But noblesse oblige and all that kind of stuff . . . Or in his case, at least temporarily, royauté oblige . . . Wouldn’t do to leave the Mitteleuropians in another gluepot. No, he’d just have to stick it out in Zling until ex-King Sigismund and his entourage got back, then arrange an orderly handover of power.
Still, at least he’d achieved what he’d set out to do. Ex-Princess Ethelinde was free, and the Dowager Duchess was no longer under any obligation to extend the hospitality of Tawcester Towers to the girl’s father. At the first opportunity, Blotto sent a cablegram to his mother to tell her the glad news.
The reply he received was not over-lavish with praise, but then that had never been the Dowager Duchess’s way. She had high expectations of her children, but was not so spineless as to congratulate them when they achieved something. Praise never did children any good, it could only make them feel relaxed. And that was the last thing a parent wanted in her offspring.

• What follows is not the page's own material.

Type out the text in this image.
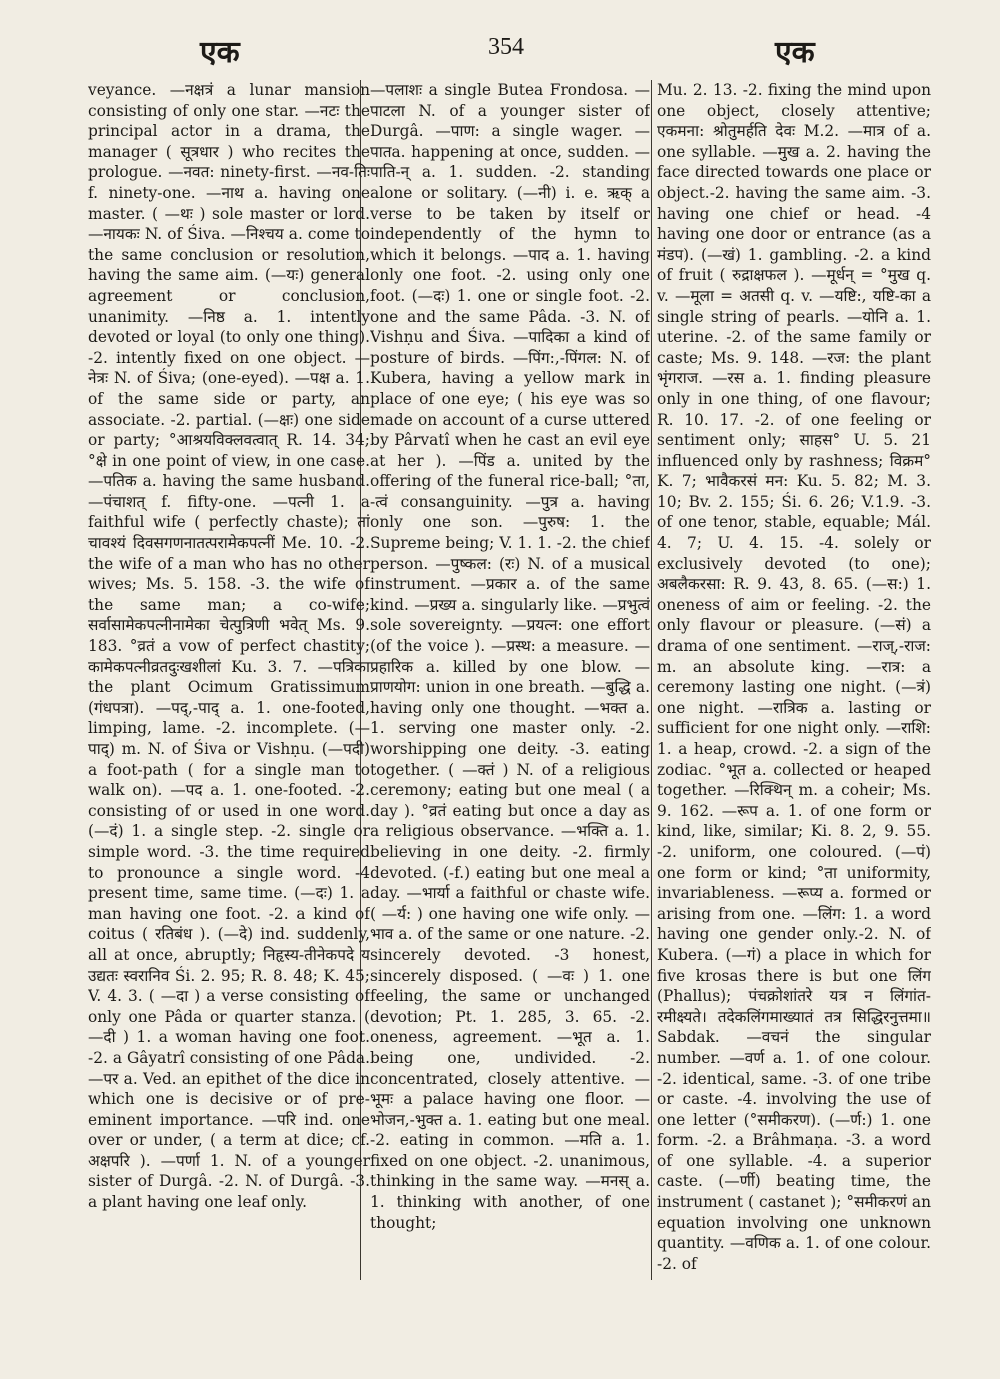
एक	354	एक

veyance. —नक्षत्रं a lunar mansion consisting of only one star. —नटः the principal actor in a drama, the manager ( सूत्रधार ) who recites the prologue. —नवत: ninety-first. —नव-तिः f. ninety-one. —नाथ a. having one master. ( —थः ) sole master or lord. —नायकः N. of Śiva. —निश्चय a. come to the same conclusion or resolution, having the same aim. (—यः) general agreement or conclusion, unanimity. —निष्ठ a. 1. intently devoted or loyal (to only one thing). -2. intently fixed on one object. —नेत्रः N. of Śiva; (one-eyed). —पक्ष a. 1. of the same side or party, an associate. -2. partial. (—क्षः) one side or party; °आश्रयविक्लवत्वात् R. 14. 34; °क्षे in one point of view, in one case. —पतिक a. having the same husband. —पंचाशत् f. fifty-one. —पत्नी 1. a faithful wife ( perfectly chaste); तां चावश्यं दिवसगणनातत्परामेकपत्नीं Me. 10. -2. the wife of a man who has no other wives; Ms. 5. 158. -3. the wife of the same man; a co-wife; सर्वासामेकपत्नीनामेका चेत्पुत्रिणी भवेत् Ms. 9. 183. °व्रतं a vow of perfect chastity; कामेकपत्नीव्रतदुःखशीलां Ku. 3. 7. —पत्रिका the plant Ocimum Gratissimum (गंधपत्रा). —पद्,-पाद् a. 1. one-footed, limping, lame. -2. incomplete. (—पाद्) m. N. of Śiva or Vishṇu. (—पदी) a foot-path ( for a single man to walk on). —पद a. 1. one-footed. -2. consisting of or used in one word. (—दं) 1. a single step. -2. single or simple word. -3. the time required to pronounce a single word. -4 present time, same time. (—दः) 1. a man having one foot. -2. a kind of coitus ( रतिबंध ). (—दे) ind. suddenly, all at once, abruptly; निहृस्य-तीनेकपदे य उद्यतः स्वरानिव Śi. 2. 95; R. 8. 48; K. 45; V. 4. 3. ( —दा ) a verse consisting of only one Pâda or quarter stanza. ( —दी ) 1. a woman having one foot. -2. a Gâyatrî consisting of one Pâda. —पर a. Ved. an epithet of the dice in which one is decisive or of pre-eminent importance. —परि ind. one over or under, ( a term at dice; cf. अक्षपरि ). —पर्णा 1. N. of a younger sister of Durgâ. -2. N. of Durgâ. -3. a plant having one leaf only.

—पलाशः a single Butea Frondosa. —पाटला N. of a younger sister of Durgâ. —पाण: a single wager. —पातa. happening at once, sudden. —पाति-न् a. 1. sudden. -2. standing alone or solitary. (—नी) i. e. ऋक् a verse to be taken by itself or independently of the hymn to which it belongs. —पाद a. 1. having only one foot. -2. using only one foot. (—दः) 1. one or single foot. -2. one and the same Pâda. -3. N. of Vishṇu and Śiva. —पादिका a kind of posture of birds. —पिंग:,-पिंगल: N. of Kubera, having a yellow mark in place of one eye; ( his eye was so made on account of a curse uttered by Pârvatî when he cast an evil eye at her ). —पिंड a. united by the offering of the funeral rice-ball; °ता, -त्वं consanguinity. —पुत्र a. having only one son. —पुरुष: 1. the Supreme being; V. 1. 1. -2. the chief person. —पुष्कल: (रः) N. of a musical instrument. —प्रकार a. of the same kind. —प्रख्य a. singularly like. —प्रभुत्वं sole sovereignty. —प्रयत्न: one effort (of the voice ). —प्रस्थ: a measure. —प्रहारिक a. killed by one blow. —प्राणयोग: union in one breath. —बुद्धि a. having only one thought. —भक्त a. 1. serving one master only. -2. worshipping one deity. -3. eating together. ( —क्तं ) N. of a religious ceremony; eating but one meal ( a day ). °व्रतं eating but once a day as a religious observance. —भक्ति a. 1. believing in one deity. -2. firmly devoted. (-f.) eating but one meal a day. —भार्या a faithful or chaste wife. ( —र्य: ) one having one wife only. —भाव a. of the same or one nature. -2. sincerely devoted. -3 honest, sincerely disposed. ( —वः ) 1. one feeling, the same or unchanged devotion; Pt. 1. 285, 3. 65. -2. oneness, agreement. —भूत a. 1. being one, undivided. -2. concentrated, closely attentive. —भूमः a palace having one floor. —भोजन,-भुक्त a. 1. eating but one meal. -2. eating in common. —मति a. 1. fixed on one object. -2. unanimous, thinking in the same way. —मनस् a. 1. thinking with another, of one thought;

Mu. 2. 13. -2. fixing the mind upon one object, closely attentive; एकमना: श्रोतुमर्हति देवः M.2. —मात्र of a. one syllable. —मुख a. 2. having the face directed towards one place or object.-2. having the same aim. -3. having one chief or head. -4 having one door or entrance (as a मंडप). (—खं) 1. gambling. -2. a kind of fruit ( रुद्राक्षफल ). —मूर्धन् = °मुख q. v. —मूला = अतसी q. v. —यष्टि:, यष्टि-का a single string of pearls. —योनि a. 1. uterine. -2. of the same family or caste; Ms. 9. 148. —रज: the plant भृंगराज. —रस a. 1. finding pleasure only in one thing, of one flavour; R. 10. 17. -2. of one feeling or sentiment only; साहस° U. 5. 21 influenced only by rashness; विक्रम° K. 7; भावैकरसं मन: Ku. 5. 82; M. 3. 10; Bv. 2. 155; Śi. 6. 26; V.1.9. -3. of one tenor, stable, equable; Mál. 4. 7; U. 4. 15. -4. solely or exclusively devoted (to one); अबलैकरसा: R. 9. 43, 8. 65. (—स:) 1. oneness of aim or feeling. -2. the only flavour or pleasure. (—सं) a drama of one sentiment. —राज्,-राज: m. an absolute king. —रात्र: a ceremony lasting one night. (—त्रं) one night. —रात्रिक a. lasting or sufficient for one night only. —राशि: 1. a heap, crowd. -2. a sign of the zodiac. °भूत a. collected or heaped together. —रिक्थिन् m. a coheir; Ms. 9. 162. —रूप a. 1. of one form or kind, like, similar; Ki. 8. 2, 9. 55. -2. uniform, one coloured. (—पं) one form or kind; °ता uniformity, invariableness. —रूप्य a. formed or arising from one. —लिंग: 1. a word having one gender only.-2. N. of Kubera. (—गं) a place in which for five krosas there is but one लिंग (Phallus); पंचक्रोशांतरे यत्र न लिंगांत-रमीक्ष्यते। तदेकलिंगमाख्यातं तत्र सिद्धिरनुत्तमा॥ Sabdak. —वचनं the singular number. —वर्ण a. 1. of one colour. -2. identical, same. -3. of one tribe or caste. -4. involving the use of one letter (°समीकरण). (—र्ण:) 1. one form. -2. a Brâhmaṇa. -3. a word of one syllable. -4. a superior caste. (—र्णी) beating time, the instrument ( castanet ); °समीकरणं an equation involving one unknown quantity. —वणिक a. 1. of one colour. -2. of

His mother’s cable did, however, have an unpleasant sting in the tail for Blotto. It concluded: ‘OF COURSE, NOW YOU’VE RESCUED HER, YOU WILL HAVE TO MARRY THE GIRL. HER FATHER AND I HAVE DISCUSSED THIS AND COME TO A VERY AGREEABLE FINANCIAL ARRANGEMENT. THE WEDDING WILL TAKE PLACE IN ST ALOYSIUS CATHEDRAL IN ZLING NEXT MONTH.’
Oh, broken biscuits, thought Blotto. That really is a bit of a chock in the cogwheel. If the wedding plans were to go ahead – and anything the Dowager Duchess planned generally did go ahead – then before it happened he would also have to negotiate a duel with Crown Prince Fritz-Ludwig of Transcarpathia.
As he prowled discontentedly round Korpzenschloss he did his best to avoid ex-Princess Ethelinde – or was she back to Princess Ethelinde now? But he did inadvertently bump into her from time to time, and on each occasion she looked more amorous. Oh, biscuits smashed to smithereeens, thought Blotto.
Another earwig in the cream was that all the royal advisers in Korpzenschloss (who at the deposition of King Vlatislav had instantly transferred their allegiance to King Blotto) were keen to get him crowned as soon as possible. It was their view that, until a Coronation put the official seal on the regime change, there was a real danger that Vlatislav’s partisans might rescue the usurped usurper from the dungeons of Korpzenschloss and reinstate him on the throne.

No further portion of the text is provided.